Only as good as his tools

I have a project coming up shortly (a gate across the driveway) that has many mortise and tenon joints.  I don’t fancy doing these all with hand tools, so will need to utilise a router.

I have a 2100w Ryobi plunge router (model: ERT2100VK).  It was a ‘must buy’ purchase 3 years ago.  I’ve never used it.

After finding some great videos on trusty YouTube of some DIY router table projects, I decided this was a job I could do myself.  One of the best projects I saw used two sheets of laminated MDF so that the router was attached through a thin plate, but the rest of the table had a good thickness for strength and stability.  That’s the one I based mine on.  The thin plate means that I don’t lose any cutting depth – in fact, the new plate is the same thickness as the old one, so there is no loss in cutting depth at all.

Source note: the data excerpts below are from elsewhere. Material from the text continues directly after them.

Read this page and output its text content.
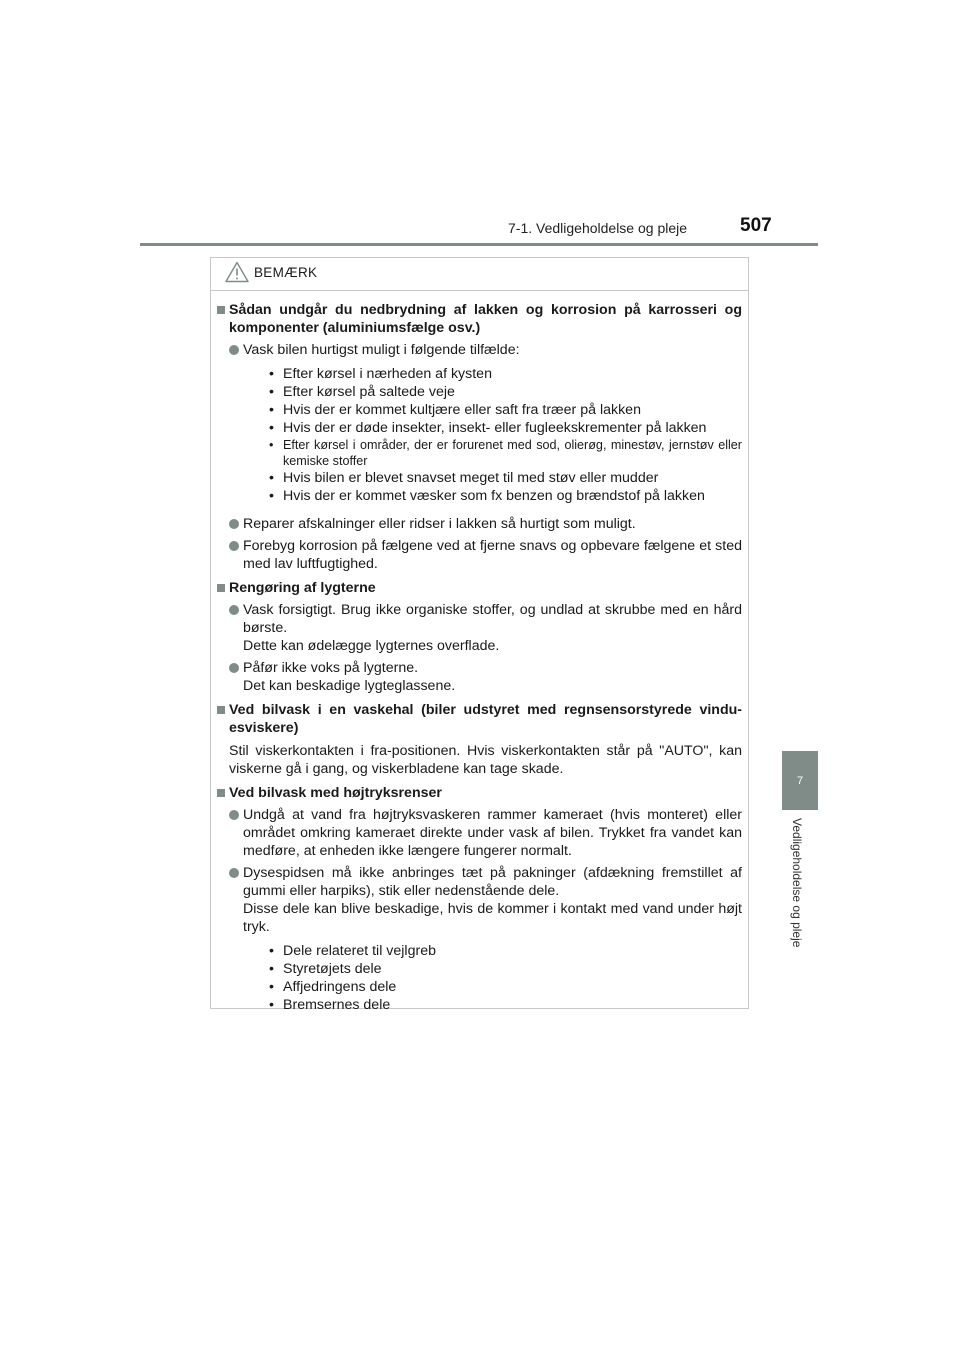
7-1. Vedligeholdelse og pleje	507
7
Vedligeholdelse og pleje
BEMÆRK
Sådan undgår du nedbrydning af lakken og korrosion på karrosseri og komponenter (aluminiumsfælge osv.)
Vask bilen hurtigst muligt i følgende tilfælde:
• Efter kørsel i nærheden af kysten
• Efter kørsel på saltede veje
• Hvis der er kommet kultjære eller saft fra træer på lakken
• Hvis der er døde insekter, insekt- eller fugleekskrementer på lakken
• Efter kørsel i områder, der er forurenet med sod, olierøg, minestøv, jernstøv eller kemiske stoffer
• Hvis bilen er blevet snavset meget til med støv eller mudder
• Hvis der er kommet væsker som fx benzen og brændstof på lakken
Reparer afskalninger eller ridser i lakken så hurtigt som muligt.
Forebyg korrosion på fælgene ved at fjerne snavs og opbevare fælgene et sted med lav luftfugtighed.
Rengøring af lygterne
Vask forsigtigt. Brug ikke organiske stoffer, og undlad at skrubbe med en hård børste.
Dette kan ødelægge lygternes overflade.
Påfør ikke voks på lygterne.
Det kan beskadige lygteglassene.
Ved bilvask i en vaskehal (biler udstyret med regnsensorstyrede vindu-esviskere)
Stil viskerkontakten i fra-positionen. Hvis viskerkontakten står på "AUTO", kan viskerne gå i gang, og viskerbladene kan tage skade.
Ved bilvask med højtryksrenser
Undgå at vand fra højtryksvaskeren rammer kameraet (hvis monteret) eller området omkring kameraet direkte under vask af bilen. Trykket fra vandet kan medføre, at enheden ikke længere fungerer normalt.
Dysespidsen må ikke anbringes tæt på pakninger (afdækning fremstillet af gummi eller harpiks), stik eller nedenstående dele.
Disse dele kan blive beskadige, hvis de kommer i kontakt med vand under højt tryk.
• Dele relateret til vejlgreb
• Styretøjets dele
• Affjedringens dele
• Bremsernes dele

At a local tool shop I found a drop-saw stand that a customer didn’t want when he purchased the saw, so I got it for $40.  It’s nice and solid and makes a great base for the table. Luckily Father owns a portable sawmill, and so the timber for the frame was already supplied

I haven’t quite finished yet – still need father-in-law (electrician) to help me wire in a proper on/off switch (the built-in one will be ok for now), still need a fence (a clamped piece of timber will suffice for now), and still need a router lift (manual adjustment will do for now).

Router table 1
Table with router before installation. Note the laminated surface with a cutout in the top sheet
The existing base plate is removed. This shows the new one with counter-sunk screw holes ready to go on
The existing base plate is removed. This shows the new one with counter-sunk screw holes ready to go on
Base plate attached to the router, with router ready to drop in place
Base plate attached to the router, with router ready to drop in place
Router in place and ready to roll. Just need a solid piece of timber clamped down for a fence.
Router in place and ready to roll. Just need a solid piece of timber clamped down for a fence.
A view from below showing the bracing structure to add strength and support
A view from below showing the bracing structure to add strength and support

If anybody knows where to get mitre track or T-track from in New Zealand (especially around Palmerston North) I’d love to know! The closest I have seen is simple aluminium track, but it is not ideal.